Protest for racial justice on campus


Eric Clinton, with his hand raised, marching with students from Buley Library to West Campus.

Josh LaBellaNews Editor

In response to two separate incidents where racial slurs were used in the classroom, students, faculty, and staff protested for equality and solidarity at Southern Connecticut State University.

Eric Clinton, senior and President of the Black Student Union (BSU), said during the protest those in attendance would walk to West Campus and back to the Buley Library. He said the overall theme for the event was “If it happened to you, it happened to me too” and invited students to share their experiences.

Tatyana Andre, a student who was in a journalism class where Professor Jerry Dunklee used the “n” word in a discussion about the incident from a week before, said while she understands the professor has the first amendment right to use the word in class she thinks it is immoral to do so.

Professor of Journalism Jerry Dunklee.

“Once a student is uncomfortable, then you shouldn’t say the word,” said Andre. “I know that we are in a politically insensitive time right now and I’m really glad we are all here right now marching.  I just want to recognize this is more than just us. This is about what’s going on in the world, what’s going to happen to our children, our grandchildren, what happened to our parents, our grandparents.”

History Professor Carter-David, co-advisor to the BSU, said the black faculty has had discussions on the issues in the past week and are paying attention. She said they know the particular needs that black students have in this country and the problems they face.

“We do not think it is right that you would pay for the privilege of being insulted in class,” said Carter-David. “You come here to learn and to be respected. And we have your backs 100 percent.”

The protesters then started their march, chanting, “No Justice. No Peace.”  When they returned, a number of students and faculty stepped forward to speak. Daphney Alston, assistant director of the Office of Student Involvement and Leadership Development, said it is white peoples turn to take action.

Student protestors gathered in front of Buley Library.

“You need to do something now,” said Alston. “You need to come into our spaces. You need to join our conversations. You don’t need to be a spectator anymore. Your voices are powerful. Help us. Help our faculty. Help our staff. Help our students.”

Alston said it is okay to fail or to say the wrong thing but it is wrong to not do anything or to be afraid. She said Southern students of color have been afraid long enough and white people on campus need to join and support them because it is their turn.

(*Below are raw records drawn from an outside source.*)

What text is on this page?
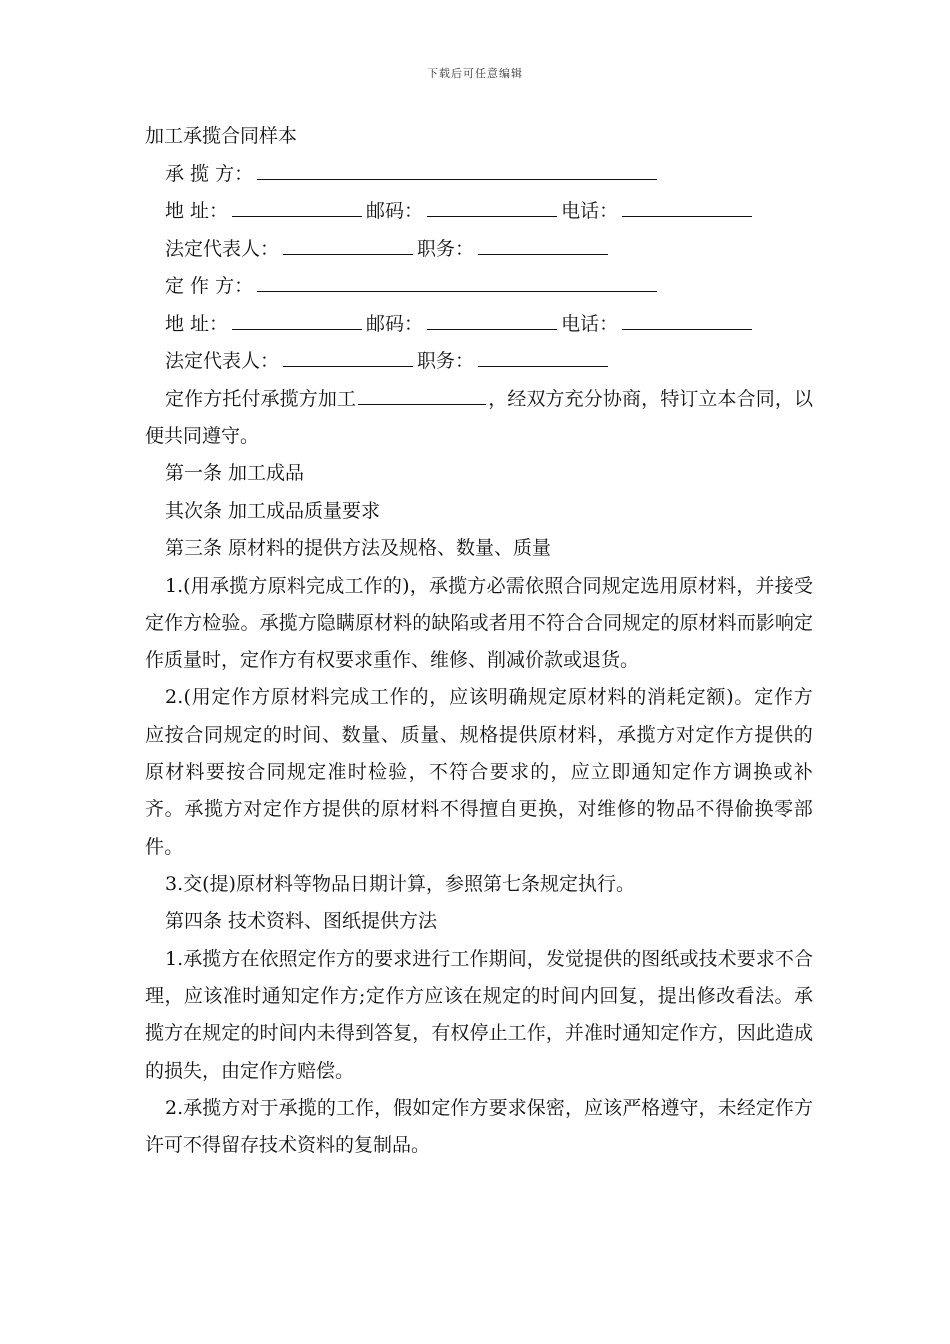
下载后可任意编辑
加工承揽合同样本
承 揽 方：
地 址：	邮码：	电话：
法定代表人：	职务：
定 作 方：
地 址：	邮码：	电话：
法定代表人：	职务：
定作方托付承揽方加工	，经双方充分协商，特订立本合同，以便共同遵守。
第一条 加工成品
其次条 加工成品质量要求
第三条 原材料的提供方法及规格、数量、质量
1.(用承揽方原料完成工作的)，承揽方必需依照合同规定选用原材料，并接受定作方检验。承揽方隐瞒原材料的缺陷或者用不符合合同规定的原材料而影响定作质量时，定作方有权要求重作、维修、削减价款或退货。
2.(用定作方原材料完成工作的，应该明确规定原材料的消耗定额)。定作方应按合同规定的时间、数量、质量、规格提供原材料，承揽方对定作方提供的原材料要按合同规定准时检验，不符合要求的，应立即通知定作方调换或补齐。承揽方对定作方提供的原材料不得擅自更换，对维修的物品不得偷换零部件。
3.交(提)原材料等物品日期计算，参照第七条规定执行。
第四条 技术资料、图纸提供方法
1.承揽方在依照定作方的要求进行工作期间，发觉提供的图纸或技术要求不合理，应该准时通知定作方;定作方应该在规定的时间内回复，提出修改看法。承揽方在规定的时间内未得到答复，有权停止工作，并准时通知定作方，因此造成的损失，由定作方赔偿。
2.承揽方对于承揽的工作，假如定作方要求保密，应该严格遵守，未经定作方许可不得留存技术资料的复制品。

Robert Heron, a senior marketing major, thanked everyone for coming to the protest and supporting their struggle against oppression. He said he supports and loves his “brothers and sisters” and wants them to know they are not alone. He asked everyone not to be hesitant or scared.

“Although your suggestions may fail or they may succeed,” said Heron, “that’s not the point. The point is to inspire each other and the youth to continue the movement and the change.”

Heron said the people there may inspire the change and they should not forget that. He said they should not hesitate to help, make suggestions or share thoughts because they may miss the opportunity.

Julie Gagliardi, President of the Student Government Association (SGA), said on behalf of SGA, they hear the students of color on campus and are working to figure out what they can do. She said she encourages the staff and faculty on campus to take part because the students need their help and want their support.

“With that being, (We need to make sure) that white people on this campus are doing their part,” said Gagliardi. “That we are helping are students feel comfortable, because what’s the point of a university having students if they are not comfortable and are not learning.”

Another student who spoke was Justin Farmer, a political science major and Hamden city councilman. He said it is very obvious that people of color are not in many positions of power.

“We know that,” said Farmer. “We know that from last year with this past election. We realize that we are going to have to have those conversations. But we also need to be very intentional with that work.”